The principle of legal subordination has thus traditionally played a pivotal role in defining the boundaries of salaried employment and also, indirectly, in the definitions of other forms of work (Lefebvre 2009; Didry and Brouté 2006; Chauchard and Hardy-Dubernet 2003; Supiot 2000; Cruz Villalón 1999). This is not a trivial matter, since the definitions in question have informed the establishment of criteria for access (or denial of access) to the rights, regulatory mechanisms and institutions of protection provided for by the salaried employment regime that has progressively developed since the second half of the nineteenth century. In other words, it is the application of the legal principle of subordination that has led to the traditional treatment of salaried employment and self-employment as two formally distinct—one might even say diametrically opposed—forms of employment, despite the fact that the differences between the two are in fact not always that clear. For instance, the principle of legal subordination is often blurred in new forms of work organisation where (salaried) workers are habitually required to show initiative and the ability to act autonomously in the performance of their duties and in terms of how their work is organised (quality circles and semi-autonomous work groups, project work, etc.) (Durand 2012; Lahera Sánchez 2005; Boltanski and Chiapello 2002). Meanwhile, there has been a rise in the use of subcontracting and outsourcing, which involves the contracting of workers and companies that despite being formally independent are in practice often forced to comply with the organisational imperatives and schedules, instructions and strategies of the contracting companies (e.g. with regard to quality standards, manufacturing processes, working hours, etc.) (Perraudin et al. 2013; Lebeer and Martínez 2012).

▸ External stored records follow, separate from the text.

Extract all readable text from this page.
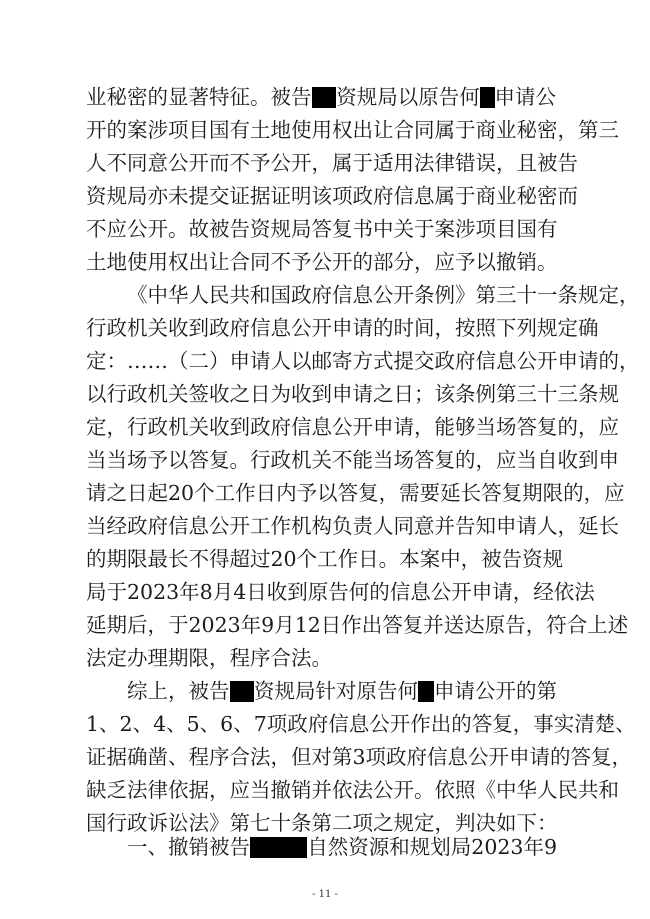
业秘密的显著特征。被告 资规局以原告何 申请公
开的案涉项目国有土地使用权出让合同属于商业秘密，第三
人不同意公开而不予公开，属于适用法律错误，且被告
资规局亦未提交证据证明该项政府信息属于商业秘密而
不应公开。故被告 资规局答复书中关于案涉项目国有
土地使用权出让合同不予公开的部分，应予以撤销。
《中华人民共和国政府信息公开条例》第三十一条规定，
行政机关收到政府信息公开申请的时间，按照下列规定确
定：……（二）申请人以邮寄方式提交政府信息公开申请的，
以行政机关签收之日为收到申请之日；该条例第三十三条规
定，行政机关收到政府信息公开申请，能够当场答复的，应
当当场予以答复。行政机关不能当场答复的，应当自收到申
请之日起20个工作日内予以答复，需要延长答复期限的，应
当经政府信息公开工作机构负责人同意并告知申请人，延长
的期限最长不得超过20个工作日。本案中，被告 资规
局于2023年8月4日收到原告何 的信息公开申请，经依法
延期后，于2023年9月12日作出答复并送达原告，符合上述
法定办理期限，程序合法。
综上，被告 资规局针对原告何 申请公开的第
1、2、4、5、6、7项政府信息公开作出的答复，事实清楚、
证据确凿、程序合法，但对第3项政府信息公开申请的答复，
缺乏法律依据，应当撤销并依法公开。依照《中华人民共和
国行政诉讼法》第七十条第二项之规定，判决如下：
一、撤销被告	自然资源和规划局2023年9
- 11 -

Just like all the other social sciences in the field of employment, legal theory, too, has had to recognise that it is difficult to maintain clear distinctions between the different employment regimes when dealing with the ‘grey areas’ in the labour market (Martín Valverde 2009; Cairós 2008; Alonso 2004; Supiot 1999). In legal practice, it is frequently necessary to take a range of very different factors into account in order to establish whether or not certain employment relationships constitute salaried employment. This has led to a progressive shift in the boundaries of salaried employment which have proven to be more porous and dynamic than anyone could have imagined at the time when they were first formally established.